LncRNA H19 regulates ID2 expression through competitive binding to hsa-miR-19a/b in acute myelocytic leukemia.

Acute myelocytic leukemia (AML) is the most common type of acute leukemia. Long non‑coding RNAs (lncRNAs) serve an important role in regulating gene expression through chromatin modification, transcription and post‑transcriptional processing. LncRNA H19 was considered as an independent prognostic marker for patients with tumors. The expression of lncRNA H19 was identified to be significantly upregulated in bone marrow samples from patients with AML‑M2. Furthermore, it was demonstrated that the knockdown of lncRNA H19 resulted in increased expression of hsa‑microRNA (miR)‑19a/b and decreased expression of inhibitor of DNA binding 2 (ID2) in AML cells. The knockdown of lncRNA H19 inhibited the proliferation of AML cells in vitro, which could be partially reversed by ID2 overexpression.
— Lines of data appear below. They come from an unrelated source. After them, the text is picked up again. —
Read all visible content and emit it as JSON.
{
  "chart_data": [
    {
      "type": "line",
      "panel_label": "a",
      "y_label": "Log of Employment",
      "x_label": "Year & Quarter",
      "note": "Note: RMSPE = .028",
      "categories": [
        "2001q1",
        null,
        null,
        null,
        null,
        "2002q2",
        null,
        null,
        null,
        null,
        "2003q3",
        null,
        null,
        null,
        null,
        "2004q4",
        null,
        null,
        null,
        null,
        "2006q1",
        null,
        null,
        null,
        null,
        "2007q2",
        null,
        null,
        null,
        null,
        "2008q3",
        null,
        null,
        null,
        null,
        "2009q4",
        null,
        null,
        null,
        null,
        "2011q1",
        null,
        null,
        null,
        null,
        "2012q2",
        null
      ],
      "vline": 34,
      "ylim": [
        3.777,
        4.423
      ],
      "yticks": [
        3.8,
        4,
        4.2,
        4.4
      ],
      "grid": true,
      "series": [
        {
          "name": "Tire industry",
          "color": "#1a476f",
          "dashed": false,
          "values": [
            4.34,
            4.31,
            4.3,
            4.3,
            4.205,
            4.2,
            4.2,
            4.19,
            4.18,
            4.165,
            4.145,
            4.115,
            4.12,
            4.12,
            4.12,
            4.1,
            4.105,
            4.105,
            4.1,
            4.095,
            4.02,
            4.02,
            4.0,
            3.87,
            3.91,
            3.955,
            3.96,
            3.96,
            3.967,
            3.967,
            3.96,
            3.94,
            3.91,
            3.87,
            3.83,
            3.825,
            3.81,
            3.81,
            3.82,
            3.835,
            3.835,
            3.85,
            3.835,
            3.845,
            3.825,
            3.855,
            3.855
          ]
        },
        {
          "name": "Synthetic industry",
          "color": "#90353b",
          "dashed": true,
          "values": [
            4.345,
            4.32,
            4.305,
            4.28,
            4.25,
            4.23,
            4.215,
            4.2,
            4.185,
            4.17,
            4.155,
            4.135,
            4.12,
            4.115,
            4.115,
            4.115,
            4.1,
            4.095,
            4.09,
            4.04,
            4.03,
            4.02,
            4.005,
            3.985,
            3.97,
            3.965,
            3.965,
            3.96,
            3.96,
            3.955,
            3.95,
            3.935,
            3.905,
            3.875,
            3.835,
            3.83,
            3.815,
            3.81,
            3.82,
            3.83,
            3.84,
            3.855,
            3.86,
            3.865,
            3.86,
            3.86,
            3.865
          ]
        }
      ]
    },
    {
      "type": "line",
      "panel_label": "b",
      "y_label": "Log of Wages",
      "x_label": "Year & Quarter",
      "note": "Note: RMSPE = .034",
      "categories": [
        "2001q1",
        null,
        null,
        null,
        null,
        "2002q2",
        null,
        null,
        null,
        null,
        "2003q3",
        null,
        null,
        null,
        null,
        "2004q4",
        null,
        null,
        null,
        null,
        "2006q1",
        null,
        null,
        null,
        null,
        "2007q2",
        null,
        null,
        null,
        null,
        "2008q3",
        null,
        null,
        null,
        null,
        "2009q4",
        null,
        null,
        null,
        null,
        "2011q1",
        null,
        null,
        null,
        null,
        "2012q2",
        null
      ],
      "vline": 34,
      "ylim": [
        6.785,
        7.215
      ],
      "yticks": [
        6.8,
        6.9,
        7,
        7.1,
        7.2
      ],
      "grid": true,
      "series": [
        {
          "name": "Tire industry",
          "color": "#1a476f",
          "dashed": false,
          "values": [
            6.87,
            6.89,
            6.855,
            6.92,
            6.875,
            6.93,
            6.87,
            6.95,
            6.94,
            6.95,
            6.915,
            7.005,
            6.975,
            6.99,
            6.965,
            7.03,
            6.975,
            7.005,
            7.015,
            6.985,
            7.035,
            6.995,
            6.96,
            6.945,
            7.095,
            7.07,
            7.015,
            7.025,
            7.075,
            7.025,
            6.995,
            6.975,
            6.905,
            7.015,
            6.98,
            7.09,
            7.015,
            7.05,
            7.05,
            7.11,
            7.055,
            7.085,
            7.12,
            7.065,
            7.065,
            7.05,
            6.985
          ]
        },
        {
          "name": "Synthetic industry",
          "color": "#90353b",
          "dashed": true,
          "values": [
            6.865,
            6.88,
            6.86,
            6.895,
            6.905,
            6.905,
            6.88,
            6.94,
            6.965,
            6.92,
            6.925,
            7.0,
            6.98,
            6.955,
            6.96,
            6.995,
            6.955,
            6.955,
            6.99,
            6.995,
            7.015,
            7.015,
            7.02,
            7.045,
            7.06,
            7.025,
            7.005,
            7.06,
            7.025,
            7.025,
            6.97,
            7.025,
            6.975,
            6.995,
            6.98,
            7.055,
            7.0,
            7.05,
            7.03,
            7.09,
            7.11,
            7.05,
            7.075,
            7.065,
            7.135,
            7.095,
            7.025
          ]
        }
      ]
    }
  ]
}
Furthermore, the results of the bioinformatic analysis revealed potential hsa‑miR‑19a/b‑3p binding sites in lncRNA H19 and ID2. Altogether, the results of the present study suggest that lncRNA H19 regulates the expression of ID2 through competitive binding to hsa‑miR‑19a and hsa‑miR‑19b, which may serve a role in AML cell proliferation.